Wednesday, May 22, 2013
The Associated Press
Visitors look at a car in a dealership in Moscow on Wednesday. Russia’s World Trade Organization membership means lower prices on imported goods but worrisome foreign competition for some struggling industries.
The Associated Press
Analysts and politicians hope that Russia, which has long proven a formidable market to foreign investors because of its Byzantine bureaucracy and protectionist tariffs, would be transformed by its entry into the WTO. Russia is one of the last major global economies to enter the group, which has long included other developing nations like China.
While consumers here will benefit from the lower cost of imported goods, some worry that struggling industries long coddled by state subsidies, such as agriculture or the automobile industry, will suffer from foreign competition.
Russians often complain about the burdensome cost of Western-imported consumer products, which range from refrigerators to jeans. With its entry into the WTO, the country will cut its average import tariff by 5.9 percent, making those imports cheaper.
M. Video, one of Russia's largest electronics retailers whose shelves are packed with foreign-made CD players and American movies, said Russia's entry into the WTO would bring more customers into their stores.
"We believe that (entry into the WTO) is going to be a very good decision for our customers in the future, because they will be able to purchase goods with prices harmonized with other economies," said Enrique Fernandez, chief commercial officer of the company.

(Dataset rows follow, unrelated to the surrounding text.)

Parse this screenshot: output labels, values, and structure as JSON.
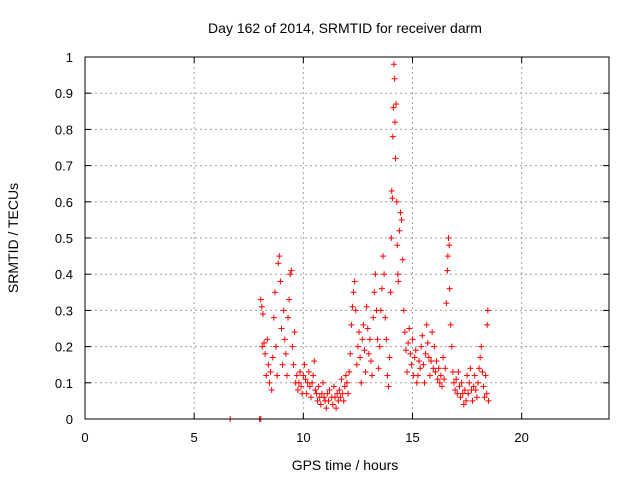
{
  "chart_data": {
    "type": "scatter",
    "title": "Day 162 of 2014, SRMTID for receiver darm",
    "xlabel": "GPS time / hours",
    "ylabel": "SRMTID / TECUs",
    "xlim": [
      0,
      24
    ],
    "ylim": [
      0,
      1
    ],
    "x_ticks": [
      "0",
      "5",
      "10",
      "15",
      "20"
    ],
    "y_ticks": [
      "0",
      "0.1",
      "0.2",
      "0.3",
      "0.4",
      "0.5",
      "0.6",
      "0.7",
      "0.8",
      "0.9",
      "1"
    ],
    "grid": true,
    "marker": "+",
    "color": "#ff0000",
    "points": [
      [
        6.65,
        0.0
      ],
      [
        8.0,
        0.0
      ],
      [
        8.05,
        0.0
      ],
      [
        8.05,
        0.33
      ],
      [
        8.1,
        0.31
      ],
      [
        8.12,
        0.2
      ],
      [
        8.15,
        0.29
      ],
      [
        8.2,
        0.21
      ],
      [
        8.25,
        0.18
      ],
      [
        8.3,
        0.12
      ],
      [
        8.35,
        0.22
      ],
      [
        8.4,
        0.15
      ],
      [
        8.45,
        0.1
      ],
      [
        8.5,
        0.13
      ],
      [
        8.55,
        0.08
      ],
      [
        8.6,
        0.17
      ],
      [
        8.65,
        0.28
      ],
      [
        8.7,
        0.35
      ],
      [
        8.75,
        0.2
      ],
      [
        8.8,
        0.12
      ],
      [
        8.85,
        0.43
      ],
      [
        8.9,
        0.45
      ],
      [
        8.95,
        0.38
      ],
      [
        9.0,
        0.25
      ],
      [
        9.05,
        0.15
      ],
      [
        9.1,
        0.3
      ],
      [
        9.15,
        0.22
      ],
      [
        9.2,
        0.18
      ],
      [
        9.25,
        0.12
      ],
      [
        9.3,
        0.28
      ],
      [
        9.35,
        0.33
      ],
      [
        9.4,
        0.4
      ],
      [
        9.45,
        0.41
      ],
      [
        9.5,
        0.2
      ],
      [
        9.55,
        0.15
      ],
      [
        9.6,
        0.24
      ],
      [
        9.65,
        0.1
      ],
      [
        9.7,
        0.12
      ],
      [
        9.75,
        0.08
      ],
      [
        9.8,
        0.1
      ],
      [
        9.85,
        0.13
      ],
      [
        9.9,
        0.09
      ],
      [
        9.95,
        0.07
      ],
      [
        10.0,
        0.12
      ],
      [
        10.05,
        0.15
      ],
      [
        10.1,
        0.11
      ],
      [
        10.15,
        0.07
      ],
      [
        10.2,
        0.1
      ],
      [
        10.25,
        0.13
      ],
      [
        10.3,
        0.09
      ],
      [
        10.35,
        0.06
      ],
      [
        10.4,
        0.1
      ],
      [
        10.45,
        0.12
      ],
      [
        10.5,
        0.16
      ],
      [
        10.55,
        0.08
      ],
      [
        10.6,
        0.07
      ],
      [
        10.65,
        0.05
      ],
      [
        10.7,
        0.09
      ],
      [
        10.75,
        0.06
      ],
      [
        10.8,
        0.04
      ],
      [
        10.85,
        0.07
      ],
      [
        10.9,
        0.1
      ],
      [
        10.95,
        0.06
      ],
      [
        11.0,
        0.05
      ],
      [
        11.05,
        0.03
      ],
      [
        11.1,
        0.07
      ],
      [
        11.15,
        0.05
      ],
      [
        11.2,
        0.08
      ],
      [
        11.3,
        0.06
      ],
      [
        11.35,
        0.04
      ],
      [
        11.4,
        0.09
      ],
      [
        11.45,
        0.06
      ],
      [
        11.5,
        0.03
      ],
      [
        11.55,
        0.07
      ],
      [
        11.6,
        0.05
      ],
      [
        11.65,
        0.08
      ],
      [
        11.7,
        0.06
      ],
      [
        11.75,
        0.11
      ],
      [
        11.8,
        0.07
      ],
      [
        11.85,
        0.05
      ],
      [
        11.9,
        0.09
      ],
      [
        11.95,
        0.12
      ],
      [
        12.0,
        0.1
      ],
      [
        12.05,
        0.07
      ],
      [
        12.1,
        0.13
      ],
      [
        12.15,
        0.18
      ],
      [
        12.2,
        0.26
      ],
      [
        12.25,
        0.31
      ],
      [
        12.3,
        0.35
      ],
      [
        12.35,
        0.38
      ],
      [
        12.4,
        0.3
      ],
      [
        12.45,
        0.15
      ],
      [
        12.5,
        0.2
      ],
      [
        12.55,
        0.24
      ],
      [
        12.6,
        0.17
      ],
      [
        12.65,
        0.1
      ],
      [
        12.7,
        0.22
      ],
      [
        12.75,
        0.26
      ],
      [
        12.8,
        0.19
      ],
      [
        12.85,
        0.13
      ],
      [
        12.9,
        0.31
      ],
      [
        12.95,
        0.25
      ],
      [
        13.0,
        0.18
      ],
      [
        13.05,
        0.22
      ],
      [
        13.1,
        0.16
      ],
      [
        13.15,
        0.12
      ],
      [
        13.2,
        0.28
      ],
      [
        13.25,
        0.35
      ],
      [
        13.3,
        0.4
      ],
      [
        13.35,
        0.3
      ],
      [
        13.4,
        0.22
      ],
      [
        13.45,
        0.14
      ],
      [
        13.5,
        0.2
      ],
      [
        13.55,
        0.3
      ],
      [
        13.6,
        0.36
      ],
      [
        13.65,
        0.45
      ],
      [
        13.7,
        0.4
      ],
      [
        13.75,
        0.28
      ],
      [
        13.8,
        0.22
      ],
      [
        13.85,
        0.12
      ],
      [
        13.9,
        0.09
      ],
      [
        13.95,
        0.17
      ],
      [
        14.0,
        0.35
      ],
      [
        14.03,
        0.5
      ],
      [
        14.05,
        0.63
      ],
      [
        14.08,
        0.61
      ],
      [
        14.1,
        0.78
      ],
      [
        14.12,
        0.86
      ],
      [
        14.15,
        0.98
      ],
      [
        14.18,
        0.94
      ],
      [
        14.2,
        0.82
      ],
      [
        14.22,
        0.72
      ],
      [
        14.25,
        0.87
      ],
      [
        14.28,
        0.6
      ],
      [
        14.3,
        0.48
      ],
      [
        14.33,
        0.4
      ],
      [
        14.35,
        0.38
      ],
      [
        14.4,
        0.52
      ],
      [
        14.45,
        0.57
      ],
      [
        14.5,
        0.55
      ],
      [
        14.55,
        0.44
      ],
      [
        14.6,
        0.3
      ],
      [
        14.65,
        0.24
      ],
      [
        14.7,
        0.19
      ],
      [
        14.75,
        0.13
      ],
      [
        14.8,
        0.21
      ],
      [
        14.85,
        0.25
      ],
      [
        14.9,
        0.18
      ],
      [
        14.95,
        0.15
      ],
      [
        15.0,
        0.22
      ],
      [
        15.05,
        0.12
      ],
      [
        15.1,
        0.17
      ],
      [
        15.15,
        0.19
      ],
      [
        15.2,
        0.1
      ],
      [
        15.25,
        0.12
      ],
      [
        15.3,
        0.16
      ],
      [
        15.35,
        0.14
      ],
      [
        15.4,
        0.2
      ],
      [
        15.45,
        0.23
      ],
      [
        15.5,
        0.15
      ],
      [
        15.55,
        0.1
      ],
      [
        15.6,
        0.18
      ],
      [
        15.65,
        0.26
      ],
      [
        15.7,
        0.21
      ],
      [
        15.75,
        0.17
      ],
      [
        15.8,
        0.12
      ],
      [
        15.85,
        0.16
      ],
      [
        15.9,
        0.24
      ],
      [
        15.95,
        0.14
      ],
      [
        16.0,
        0.2
      ],
      [
        16.05,
        0.13
      ],
      [
        16.1,
        0.16
      ],
      [
        16.15,
        0.11
      ],
      [
        16.2,
        0.14
      ],
      [
        16.25,
        0.1
      ],
      [
        16.3,
        0.12
      ],
      [
        16.35,
        0.09
      ],
      [
        16.4,
        0.17
      ],
      [
        16.45,
        0.11
      ],
      [
        16.5,
        0.14
      ],
      [
        16.55,
        0.32
      ],
      [
        16.6,
        0.41
      ],
      [
        16.62,
        0.45
      ],
      [
        16.65,
        0.5
      ],
      [
        16.68,
        0.48
      ],
      [
        16.7,
        0.36
      ],
      [
        16.75,
        0.26
      ],
      [
        16.8,
        0.2
      ],
      [
        16.85,
        0.13
      ],
      [
        16.9,
        0.1
      ],
      [
        16.95,
        0.08
      ],
      [
        17.0,
        0.11
      ],
      [
        17.05,
        0.07
      ],
      [
        17.1,
        0.13
      ],
      [
        17.15,
        0.09
      ],
      [
        17.2,
        0.06
      ],
      [
        17.25,
        0.1
      ],
      [
        17.3,
        0.07
      ],
      [
        17.35,
        0.04
      ],
      [
        17.4,
        0.08
      ],
      [
        17.45,
        0.05
      ],
      [
        17.5,
        0.12
      ],
      [
        17.55,
        0.07
      ],
      [
        17.6,
        0.1
      ],
      [
        17.65,
        0.14
      ],
      [
        17.7,
        0.08
      ],
      [
        17.75,
        0.05
      ],
      [
        17.8,
        0.09
      ],
      [
        17.85,
        0.12
      ],
      [
        17.9,
        0.08
      ],
      [
        17.95,
        0.06
      ],
      [
        18.0,
        0.1
      ],
      [
        18.05,
        0.14
      ],
      [
        18.1,
        0.17
      ],
      [
        18.15,
        0.2
      ],
      [
        18.2,
        0.13
      ],
      [
        18.25,
        0.09
      ],
      [
        18.3,
        0.06
      ],
      [
        18.35,
        0.12
      ],
      [
        18.4,
        0.07
      ],
      [
        18.42,
        0.26
      ],
      [
        18.45,
        0.3
      ],
      [
        18.48,
        0.05
      ]
    ]
  }
}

But uncompetitive domestic goods, which have long been propped up by Soviet-style subsidies, could be threatened by the invasion of higher-quality imports. Nearly 100 major business leaders and industry groups including dairy and meat producers signed a petition earlier this summer addressed to the ruling United Russia party, asking that its deputies vote against ratification of the WTO treaty.
Agriculture, the automobile industry, and Soviet-style "Monogorods," or towns which revolve around a single factory or industry, are bound to suffer next to foreign competition unless they can reform quickly. These industries are based in regions that have often displayed the most support for President Vladimir Putin, but could easily turn into a hotbed for protest if already fragile industries were to collapse.
At a car dealership in Moscow, 63-year-old engineer Alexei Tarakanov said he doubted that low-quality Russian cars could win on an open market.
"I already have a negative attitude towards our (Russian) cars," said Tarakanov, who was buying a Renault. "I doubt that they can win the preference of the modern buyer."
Because state-subsidized industries proved such a pivotal issue in Russia's WTO negotiations, financial aid to struggling sectors will be gradually phased out, rather than abruptly cut off, over the course of seven years.
"The industry will not collapse immediately, (major Russian car-maker) AvtoVaz is going to continue steadily producing its 700,000 cars per year," said Ovanes Oganisyan, an analyst at the Moscow-based investment bank Troika Dialog. "But eventually there's going to be more competition, and if AvtoVaz doesn't change in seven years it will have to go out of business."
In addition to the challenges faced by unreformed industries, the Russian government expects to take a short-term financial hit from the loss of income from import duties and taxes. But the government emphasizes long-term gains, and the World Bank has estimated that WTO membership could increase Russia's GDP by an extra 3.3 percent a year in the next three years.
While the WTO will significantly open up the Russian market to foreign producers, the U.S. faces the threat of paying higher tariff rates than other WTO members to sell goods in Russia, leaving American producers at a competitive disadvantage compared to European or Asian industries.
The reason for the disparity is the Jackson-Vanik Amendment, a law passed by Congress during Soviet times that denies Russia normal trade relations with the U.S.
The U.S. president has been granting Russia annual waivers since 1992, but Moscow insists it will not lower its tariffs for the U.S. as much as for other countries until the law is scrapped.
"The last thing that America needs right now is for foreign companies to have lower tariff rates than American companies," said Andrew Somers, president and CEO of the American Chamber of Commerce.